The suspense scenes — shot in darkened houses or on blizzard-caked suburban streets — are moody and genuinely eerie, thanks to cinematographer Jules O’Loughlin, who usually shoots horror films, thrillers and James Cameron aquatic documentaries. The creatures aren’t CGI but lovingly made contraptions, usually boasting gorgeously eerie masks. They’re the stuff of nightmares, and they don’t gibe with jokes about alcoholic aunts spiking hot chocolate or Red State types making global warming gaffes. Nor do they cut well with a siege of sentient, nail gun-wielding gingerbread men out of “Shrek.”

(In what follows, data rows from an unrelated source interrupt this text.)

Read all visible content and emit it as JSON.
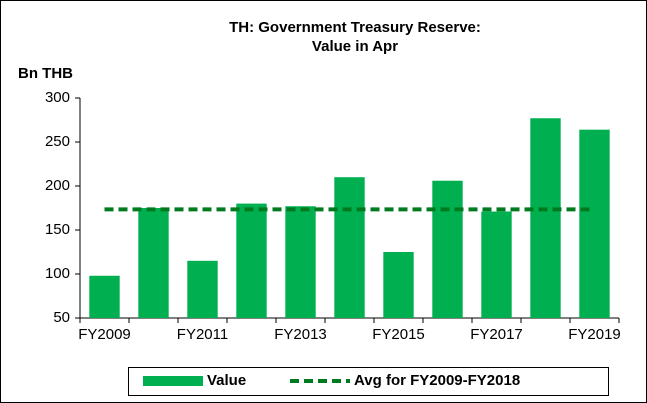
{
  "chart_data": {
    "type": "bar",
    "title": [
      "TH: Government Treasury Reserve:",
      "Value in Apr"
    ],
    "y_label": "Bn THB",
    "categories": [
      "FY2009",
      null,
      "FY2011",
      null,
      "FY2013",
      null,
      "FY2015",
      null,
      "FY2017",
      null,
      "FY2019"
    ],
    "series": [
      {
        "name": "Value",
        "type": "bar",
        "color": "#00b050",
        "values": [
          98,
          175,
          115,
          180,
          177,
          210,
          125,
          206,
          171,
          277,
          264
        ]
      },
      {
        "name": "Avg for FY2009-FY2018",
        "type": "line",
        "color": "#007a1e",
        "dashed": true,
        "values": [
          173.4,
          173.4,
          173.4,
          173.4,
          173.4,
          173.4,
          173.4,
          173.4,
          173.4,
          173.4,
          173.4
        ]
      }
    ],
    "ylim": [
      50,
      300
    ],
    "yticks": [
      50,
      100,
      150,
      200,
      250,
      300
    ],
    "grid": false,
    "legend": "bottom"
  }
}
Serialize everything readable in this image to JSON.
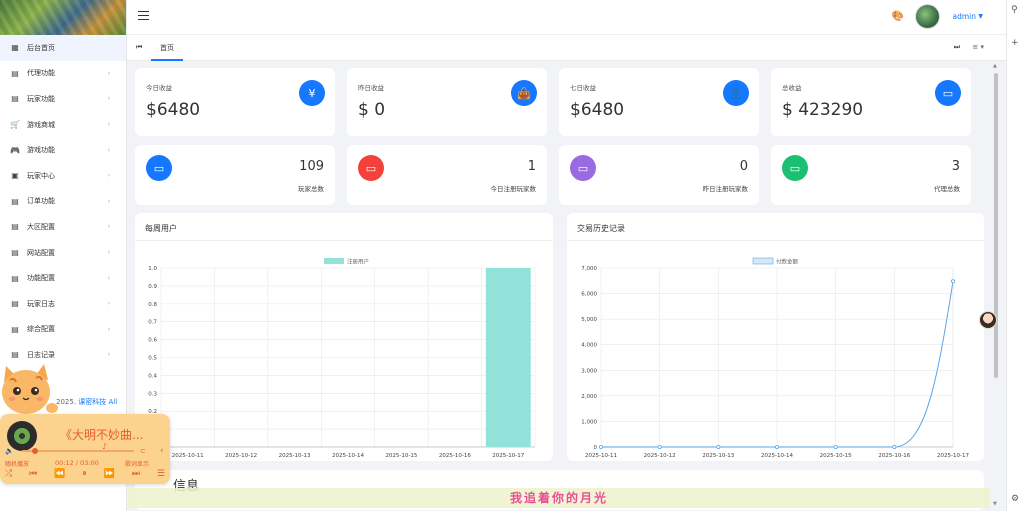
{
  "sidebar": {
    "items": [
      {
        "label": "后台首页",
        "icon": "dashboard-icon",
        "has_arrow": false
      },
      {
        "label": "代理功能",
        "icon": "list-icon",
        "has_arrow": true
      },
      {
        "label": "玩家功能",
        "icon": "list-icon",
        "has_arrow": true
      },
      {
        "label": "游戏商城",
        "icon": "cart-icon",
        "has_arrow": true
      },
      {
        "label": "游戏功能",
        "icon": "gamepad-icon",
        "has_arrow": true
      },
      {
        "label": "玩家中心",
        "icon": "user-card-icon",
        "has_arrow": true
      },
      {
        "label": "订单功能",
        "icon": "list-icon",
        "has_arrow": true
      },
      {
        "label": "大区配置",
        "icon": "list-icon",
        "has_arrow": true
      },
      {
        "label": "网站配置",
        "icon": "list-icon",
        "has_arrow": true
      },
      {
        "label": "功能配置",
        "icon": "list-icon",
        "has_arrow": true
      },
      {
        "label": "玩家日志",
        "icon": "list-icon",
        "has_arrow": true
      },
      {
        "label": "综合配置",
        "icon": "list-icon",
        "has_arrow": true
      },
      {
        "label": "日志记录",
        "icon": "list-icon",
        "has_arrow": true
      }
    ],
    "copyright_prefix": "2025.",
    "copyright_link": "课密科技 All"
  },
  "header": {
    "username": "admin"
  },
  "tabs": {
    "home_label": "首页"
  },
  "stats": [
    {
      "label": "今日收益",
      "value": "$6480",
      "icon": "yuan-icon",
      "color": "#1677ff"
    },
    {
      "label": "昨日收益",
      "value": "$ 0",
      "icon": "shopping-bag-icon",
      "color": "#1677ff"
    },
    {
      "label": "七日收益",
      "value": "$6480",
      "icon": "user-icon",
      "color": "#1677ff"
    },
    {
      "label": "总收益",
      "value": "$ 423290",
      "icon": "message-icon",
      "color": "#1677ff"
    }
  ],
  "counts": [
    {
      "label": "玩家总数",
      "value": "109",
      "icon": "message-icon",
      "color": "#1677ff"
    },
    {
      "label": "今日注册玩家数",
      "value": "1",
      "icon": "message-icon",
      "color": "#f5413c"
    },
    {
      "label": "昨日注册玩家数",
      "value": "0",
      "icon": "message-icon",
      "color": "#9a6be0"
    },
    {
      "label": "代理总数",
      "value": "3",
      "icon": "message-icon",
      "color": "#1dbf73"
    }
  ],
  "chart_data": [
    {
      "type": "bar",
      "title": "每周用户",
      "categories": [
        "2025-10-11",
        "2025-10-12",
        "2025-10-13",
        "2025-10-14",
        "2025-10-15",
        "2025-10-16",
        "2025-10-17"
      ],
      "series": [
        {
          "name": "注册用户",
          "values": [
            0,
            0,
            0,
            0,
            0,
            0,
            1
          ],
          "color": "#92e2d9"
        }
      ],
      "ylim": [
        0,
        1.0
      ],
      "yticks": [
        "0",
        "0.1",
        "0.2",
        "0.3",
        "0.4",
        "0.5",
        "0.6",
        "0.7",
        "0.8",
        "0.9",
        "1.0"
      ],
      "grid": true,
      "legend": "top-center"
    },
    {
      "type": "line",
      "title": "交易历史记录",
      "categories": [
        "2025-10-11",
        "2025-10-12",
        "2025-10-13",
        "2025-10-14",
        "2025-10-15",
        "2025-10-16",
        "2025-10-17"
      ],
      "series": [
        {
          "name": "付款金额",
          "values": [
            0,
            0,
            0,
            0,
            0,
            0,
            6480
          ],
          "color": "#5aa5e6"
        }
      ],
      "ylim": [
        0,
        7000
      ],
      "yticks": [
        "0",
        "1,000",
        "2,000",
        "3,000",
        "4,000",
        "5,000",
        "6,000",
        "7,000"
      ],
      "grid": true,
      "legend": "top-center"
    }
  ],
  "info_section": {
    "title_visible": "信息"
  },
  "player": {
    "song_title": "《大明不妙曲...",
    "mode_label": "随机播放",
    "time": "00:12 / 03:00",
    "lyric_toggle": "歌词显示"
  },
  "lyric_banner": "我追着你的月光"
}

That might have worked in a fun movie, but not in a film that’s genuinely sinister, and certainly not in one that worldbuilds this sloppy. The first sighting of the Krampus, in a clear view from afar, recalls the entrance of the beastie in “The Host,” but the extent of its powers — including its legions of evil elves and dolls — is parceled out as though on random. The Krampus still doesn’t make the sense even after a spooky, stop-motion explanation, which announces it emerges when “people forget the true meaning of Christmas.” This, in a film with a joke cameo by cable commentators talking about the War on Christmas. It’s not clear who it thinks its audience is. The filmmakers seem to think it’s everyone, but it’s really no one.